Вот, казалось бы, и все. Рудольф занимался делами, но девушка не выходила у него из головы. Он чувствовал, что хочет узнать ее получше, снова увидеть, подтвердить впечатление живой и веселой красоты, незлого юмора… От нее так и веяло легкостью, теплом, жизнью… И когда к вечеру он понял, что наведываться к ней в контору ему не позволяет положение командира отряда, решение созрело само: нужно идти на танцы. Однако: где взять штиблеты и как туда попасть?

Рудольф подсел к Леониду Ефимову, который собирался уже укладываться. За неимением других помещений, командование отряда и летчики жили прямо в штабе, бросив матрацы на пол около печи. Правда, дров было маловато, так что часто по утрам просыпались от холода. Но в тесноте – не в обиде. В казарме у красноармейцев было очень тесно…

– Леонид… – Рудольф не знал, как начать, стеснялся, но деваться было некуда. – Есть вопрос… не по службе.

Ефимов удивленно вскинул брови и внимательно посмотрел на Рудольфа, но ничего не сказал. Худощавый, с маленькой бородкой, ровесник Рудольфа – он производил впечатление скромного юноши-студента, и трудно было поверить, что это полный Георгиевский кавалер. Перед такими, как Ефимов, члены царской фамилии обязаны были вставать с кресла. Хотя осенью 1919 года это, конечно, уже не имело значения.

– Ты умеешь танцевать? – Рудольф помедлил. – На балу?

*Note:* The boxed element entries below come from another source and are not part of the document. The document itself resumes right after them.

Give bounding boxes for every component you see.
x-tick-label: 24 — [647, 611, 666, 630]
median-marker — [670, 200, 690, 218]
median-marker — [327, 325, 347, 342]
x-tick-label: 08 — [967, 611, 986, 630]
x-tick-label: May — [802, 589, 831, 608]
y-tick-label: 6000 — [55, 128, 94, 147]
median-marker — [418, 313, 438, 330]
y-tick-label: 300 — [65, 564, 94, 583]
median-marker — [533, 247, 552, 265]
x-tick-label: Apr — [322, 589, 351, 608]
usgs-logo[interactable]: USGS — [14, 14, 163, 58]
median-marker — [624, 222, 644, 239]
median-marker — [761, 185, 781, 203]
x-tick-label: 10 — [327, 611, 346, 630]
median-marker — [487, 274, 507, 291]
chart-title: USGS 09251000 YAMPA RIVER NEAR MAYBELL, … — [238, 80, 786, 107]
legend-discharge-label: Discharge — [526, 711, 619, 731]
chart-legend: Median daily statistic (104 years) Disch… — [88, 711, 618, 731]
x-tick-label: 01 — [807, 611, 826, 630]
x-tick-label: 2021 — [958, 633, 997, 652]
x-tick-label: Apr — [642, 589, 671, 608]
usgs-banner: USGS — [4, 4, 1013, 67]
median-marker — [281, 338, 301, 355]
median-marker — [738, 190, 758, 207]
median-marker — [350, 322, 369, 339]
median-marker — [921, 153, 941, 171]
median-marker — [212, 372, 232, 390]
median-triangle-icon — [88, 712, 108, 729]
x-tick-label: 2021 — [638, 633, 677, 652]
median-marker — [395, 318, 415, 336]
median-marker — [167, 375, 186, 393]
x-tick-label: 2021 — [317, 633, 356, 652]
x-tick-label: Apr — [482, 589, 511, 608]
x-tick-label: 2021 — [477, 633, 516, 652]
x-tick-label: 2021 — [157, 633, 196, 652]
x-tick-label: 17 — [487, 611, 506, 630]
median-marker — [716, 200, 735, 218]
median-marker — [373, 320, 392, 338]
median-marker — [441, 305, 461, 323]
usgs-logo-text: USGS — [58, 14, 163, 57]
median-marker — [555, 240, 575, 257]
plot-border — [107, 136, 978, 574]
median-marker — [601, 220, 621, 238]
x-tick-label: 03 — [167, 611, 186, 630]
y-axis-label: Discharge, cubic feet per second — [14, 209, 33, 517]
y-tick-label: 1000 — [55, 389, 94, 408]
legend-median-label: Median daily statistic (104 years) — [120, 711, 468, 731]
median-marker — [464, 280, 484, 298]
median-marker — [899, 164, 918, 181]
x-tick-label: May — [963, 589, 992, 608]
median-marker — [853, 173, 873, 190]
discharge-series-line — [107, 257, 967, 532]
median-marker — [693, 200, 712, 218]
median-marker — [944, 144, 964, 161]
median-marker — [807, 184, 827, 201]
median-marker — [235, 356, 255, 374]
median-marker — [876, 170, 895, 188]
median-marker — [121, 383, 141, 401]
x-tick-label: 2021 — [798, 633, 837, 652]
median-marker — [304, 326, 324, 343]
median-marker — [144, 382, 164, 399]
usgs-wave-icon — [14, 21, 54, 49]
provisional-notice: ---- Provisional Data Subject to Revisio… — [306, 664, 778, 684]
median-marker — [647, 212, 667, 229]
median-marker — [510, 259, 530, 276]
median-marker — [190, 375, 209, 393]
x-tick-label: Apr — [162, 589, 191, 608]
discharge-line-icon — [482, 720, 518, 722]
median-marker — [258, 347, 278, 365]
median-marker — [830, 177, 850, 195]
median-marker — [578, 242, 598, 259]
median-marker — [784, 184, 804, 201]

– Приходилось, – Ефимов усмехнулся. – А мы что, на бал идем?

– Ну понимаешь, – Рудольф снова замялся. – Да, есть такая идея.

– Ну не все же в штабе бока пролеживать, – Леонид вдруг улыбнулся. – Только в чем же мы на бал пойдем, товарищ командир? В сапогах туда негоже заявляться.

– У меня с лета залетные остались, – Рудольф хитро улыбнулся. – На штиблеты хватит…

– А на костюмы?

– Время революционное, – Рудольф покусал губу. – Глядишь, и галифе сойдет.

– Со штиблетами?

– Ну, может, и на костюмы хватит, – Рудольф со вздохом прикинул, сколько у него имелось наличности.

– Да ты только для себя считай, у нас тоже заначки имеются. – И тут Ефимов подмигнул Рудольфу. Как когда-то Конон…

Вечером следующего дня они в военной форме, при оружии и с саквояжами в руках подошли к зданию женской гимназии. Здание было необычной формы: две улицы сходились тут под острым углом. На перекресток глядел узкий трехэтажный фасад с колоннами и островерхой башенкой, вдоль обеих улиц шли длинные трехэтажные крылья. В первом этаже находился магазин готового платья, окна второго и третьего этажа мягко светились. Рудольф прислушался: музыки пока что не было слышно. Уже стемнело, небо затянули тучи, но дождь покуда начинаться не спешил.

У входа в здание их остановил распорядитель, рядом с которым стояли два красногвардейца с винтовками.

– Вы танцевать, товарищи?

– Так точно, – Рудольф кивнул. – Командир 23-го авиаотряда Калнин. А это летчик 23-го авиаотряда Ефимов.